A Carlos lo llevaron al Hospital de Emergencias. Los médicos decían en los partes que su estado era grave. En su familia creían que se moría. Estuvo varios días inconsciente y no padecía sólo las heridas que el fuego le imprimió en la piel: también estaba gravemente intoxicado, como muchos de los otros.
Algunos días después lo trasladaron al Hospital Provincial. Estuvo más de 20 días internado, pero de eso casi no recuerda nada. Después regresó a prisión: al fin y al cabo seguía siendo un preso, acusado de un homicidio que él jura no haber cometido.
Dos meses después, la Justicia la dio la razón, lo absolvió y lo dejó libre. Carlos todavía se acuerda del nombre del juez que lo dejó libre después de haber estado en un infierno para él mucho peor que un tiroteo o muchos días guardado en la cárcel de Coronda. Fue (Antonio) Ramos, de Sentencia Nº 2, dice con la solvencia de alguien que ya conoce bien las cuestiones tribunalicias.

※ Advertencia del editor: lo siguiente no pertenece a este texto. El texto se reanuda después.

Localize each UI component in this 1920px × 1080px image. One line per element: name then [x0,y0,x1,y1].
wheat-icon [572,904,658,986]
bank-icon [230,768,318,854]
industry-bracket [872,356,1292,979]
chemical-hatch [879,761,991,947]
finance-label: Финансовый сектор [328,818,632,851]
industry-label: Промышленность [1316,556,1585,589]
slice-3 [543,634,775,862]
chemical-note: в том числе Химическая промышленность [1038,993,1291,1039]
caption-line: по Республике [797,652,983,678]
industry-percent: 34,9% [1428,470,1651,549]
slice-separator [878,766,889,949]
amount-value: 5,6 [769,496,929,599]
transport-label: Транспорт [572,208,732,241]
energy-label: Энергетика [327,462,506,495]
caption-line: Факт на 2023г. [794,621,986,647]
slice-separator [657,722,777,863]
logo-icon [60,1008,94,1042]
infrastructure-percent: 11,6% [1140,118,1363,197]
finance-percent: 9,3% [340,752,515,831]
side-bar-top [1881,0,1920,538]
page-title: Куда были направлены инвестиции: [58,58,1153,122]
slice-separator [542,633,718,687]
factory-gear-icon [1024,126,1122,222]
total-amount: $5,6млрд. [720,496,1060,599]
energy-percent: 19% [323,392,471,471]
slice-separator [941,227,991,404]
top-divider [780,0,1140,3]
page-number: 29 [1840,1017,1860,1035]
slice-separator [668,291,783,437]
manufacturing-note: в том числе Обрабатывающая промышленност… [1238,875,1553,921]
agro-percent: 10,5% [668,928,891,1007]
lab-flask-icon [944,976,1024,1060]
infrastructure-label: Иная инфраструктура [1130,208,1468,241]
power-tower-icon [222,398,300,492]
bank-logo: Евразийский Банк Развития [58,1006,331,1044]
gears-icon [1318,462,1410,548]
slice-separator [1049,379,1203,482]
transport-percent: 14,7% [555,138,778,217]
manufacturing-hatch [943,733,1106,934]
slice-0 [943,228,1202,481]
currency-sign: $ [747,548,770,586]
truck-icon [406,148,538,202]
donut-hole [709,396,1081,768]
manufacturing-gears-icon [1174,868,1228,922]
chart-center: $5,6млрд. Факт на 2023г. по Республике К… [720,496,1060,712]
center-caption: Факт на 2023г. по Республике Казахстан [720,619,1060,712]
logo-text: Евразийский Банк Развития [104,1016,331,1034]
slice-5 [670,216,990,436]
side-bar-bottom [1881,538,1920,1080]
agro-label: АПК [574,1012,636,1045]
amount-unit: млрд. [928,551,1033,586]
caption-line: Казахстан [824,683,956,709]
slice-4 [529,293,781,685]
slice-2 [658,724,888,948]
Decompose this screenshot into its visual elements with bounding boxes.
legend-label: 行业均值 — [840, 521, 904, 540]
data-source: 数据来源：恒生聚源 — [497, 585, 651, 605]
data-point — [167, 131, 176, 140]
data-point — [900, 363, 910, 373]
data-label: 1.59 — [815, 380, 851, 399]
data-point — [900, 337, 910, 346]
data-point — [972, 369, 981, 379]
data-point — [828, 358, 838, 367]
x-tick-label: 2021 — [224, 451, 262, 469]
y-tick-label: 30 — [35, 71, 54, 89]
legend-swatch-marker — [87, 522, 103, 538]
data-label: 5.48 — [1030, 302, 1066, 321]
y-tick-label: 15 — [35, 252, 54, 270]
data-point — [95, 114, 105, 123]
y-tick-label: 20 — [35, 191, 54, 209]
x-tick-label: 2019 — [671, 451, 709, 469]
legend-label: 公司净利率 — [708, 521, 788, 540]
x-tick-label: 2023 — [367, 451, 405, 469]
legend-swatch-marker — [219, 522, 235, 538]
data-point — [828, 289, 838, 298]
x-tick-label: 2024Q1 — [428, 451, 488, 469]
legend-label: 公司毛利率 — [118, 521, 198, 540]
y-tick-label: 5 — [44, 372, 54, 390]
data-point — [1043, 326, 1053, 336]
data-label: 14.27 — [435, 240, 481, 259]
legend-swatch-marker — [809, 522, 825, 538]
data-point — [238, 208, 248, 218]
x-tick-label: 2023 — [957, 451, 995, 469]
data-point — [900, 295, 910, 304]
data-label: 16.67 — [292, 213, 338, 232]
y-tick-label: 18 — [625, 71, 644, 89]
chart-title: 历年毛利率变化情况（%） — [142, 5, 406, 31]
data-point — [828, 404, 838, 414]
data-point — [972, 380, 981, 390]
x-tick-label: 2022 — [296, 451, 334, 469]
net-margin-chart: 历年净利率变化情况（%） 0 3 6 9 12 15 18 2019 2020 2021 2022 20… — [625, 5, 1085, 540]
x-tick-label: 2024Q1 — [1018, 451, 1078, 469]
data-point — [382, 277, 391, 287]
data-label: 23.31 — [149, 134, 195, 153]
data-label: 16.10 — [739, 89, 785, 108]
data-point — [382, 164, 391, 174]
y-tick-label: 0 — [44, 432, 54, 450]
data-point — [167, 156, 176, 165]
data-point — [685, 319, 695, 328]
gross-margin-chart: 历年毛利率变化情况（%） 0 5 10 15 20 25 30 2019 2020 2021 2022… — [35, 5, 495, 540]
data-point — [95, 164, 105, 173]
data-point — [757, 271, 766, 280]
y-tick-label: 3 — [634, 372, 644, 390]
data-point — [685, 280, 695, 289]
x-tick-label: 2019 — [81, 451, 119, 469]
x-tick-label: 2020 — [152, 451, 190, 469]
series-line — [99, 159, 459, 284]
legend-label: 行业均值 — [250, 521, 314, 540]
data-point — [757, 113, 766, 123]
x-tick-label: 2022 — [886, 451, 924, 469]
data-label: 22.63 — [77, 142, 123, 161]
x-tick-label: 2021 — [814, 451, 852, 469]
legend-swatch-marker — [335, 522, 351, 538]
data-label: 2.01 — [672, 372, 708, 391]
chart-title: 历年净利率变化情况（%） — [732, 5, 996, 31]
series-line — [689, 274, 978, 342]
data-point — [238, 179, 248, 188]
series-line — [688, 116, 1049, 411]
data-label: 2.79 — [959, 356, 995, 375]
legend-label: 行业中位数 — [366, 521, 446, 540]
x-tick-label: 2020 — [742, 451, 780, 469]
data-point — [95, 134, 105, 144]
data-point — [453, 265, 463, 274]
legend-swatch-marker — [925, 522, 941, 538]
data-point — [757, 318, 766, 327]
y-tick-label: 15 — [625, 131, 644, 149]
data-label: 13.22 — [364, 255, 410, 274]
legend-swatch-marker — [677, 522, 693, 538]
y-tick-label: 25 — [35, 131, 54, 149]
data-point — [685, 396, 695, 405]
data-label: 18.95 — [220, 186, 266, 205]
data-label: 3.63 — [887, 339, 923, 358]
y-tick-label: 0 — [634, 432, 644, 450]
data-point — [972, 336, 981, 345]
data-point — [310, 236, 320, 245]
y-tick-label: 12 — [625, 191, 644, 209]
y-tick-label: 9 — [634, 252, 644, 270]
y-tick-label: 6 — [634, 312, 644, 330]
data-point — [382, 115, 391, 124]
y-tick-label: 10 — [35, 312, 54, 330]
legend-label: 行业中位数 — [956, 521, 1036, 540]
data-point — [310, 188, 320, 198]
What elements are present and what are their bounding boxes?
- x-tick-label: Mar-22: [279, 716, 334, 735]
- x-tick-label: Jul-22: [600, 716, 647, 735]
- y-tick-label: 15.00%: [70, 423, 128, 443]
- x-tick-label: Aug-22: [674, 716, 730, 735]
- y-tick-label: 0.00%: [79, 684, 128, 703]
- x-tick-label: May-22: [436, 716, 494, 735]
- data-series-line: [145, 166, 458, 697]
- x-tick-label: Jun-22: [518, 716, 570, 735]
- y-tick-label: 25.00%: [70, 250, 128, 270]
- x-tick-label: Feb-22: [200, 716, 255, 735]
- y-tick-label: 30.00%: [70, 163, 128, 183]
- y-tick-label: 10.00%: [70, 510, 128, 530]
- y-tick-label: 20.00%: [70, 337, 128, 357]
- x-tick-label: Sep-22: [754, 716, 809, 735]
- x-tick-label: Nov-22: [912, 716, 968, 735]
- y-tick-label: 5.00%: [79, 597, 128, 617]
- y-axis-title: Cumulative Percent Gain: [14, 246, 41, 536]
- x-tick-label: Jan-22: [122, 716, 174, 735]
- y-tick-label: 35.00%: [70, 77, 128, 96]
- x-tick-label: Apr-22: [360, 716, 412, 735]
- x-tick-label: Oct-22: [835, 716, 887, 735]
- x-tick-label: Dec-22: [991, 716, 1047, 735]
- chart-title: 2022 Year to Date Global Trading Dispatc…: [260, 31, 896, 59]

Esta semana, cuando escuchó lo que pasó en la comisaría 25ª, Carlos no pudo evitar recordar una vez más lo que ocurrió en la 15ª hace casi cinco años. ¿Así que a estos tampoco les abrieron la puerta?, pregunta y no necesita esperar la respuesta. Pobre gente. A ellos también los dejaron que se quemaran vivos, dice con la mirada clavada en sus propios recuerdos.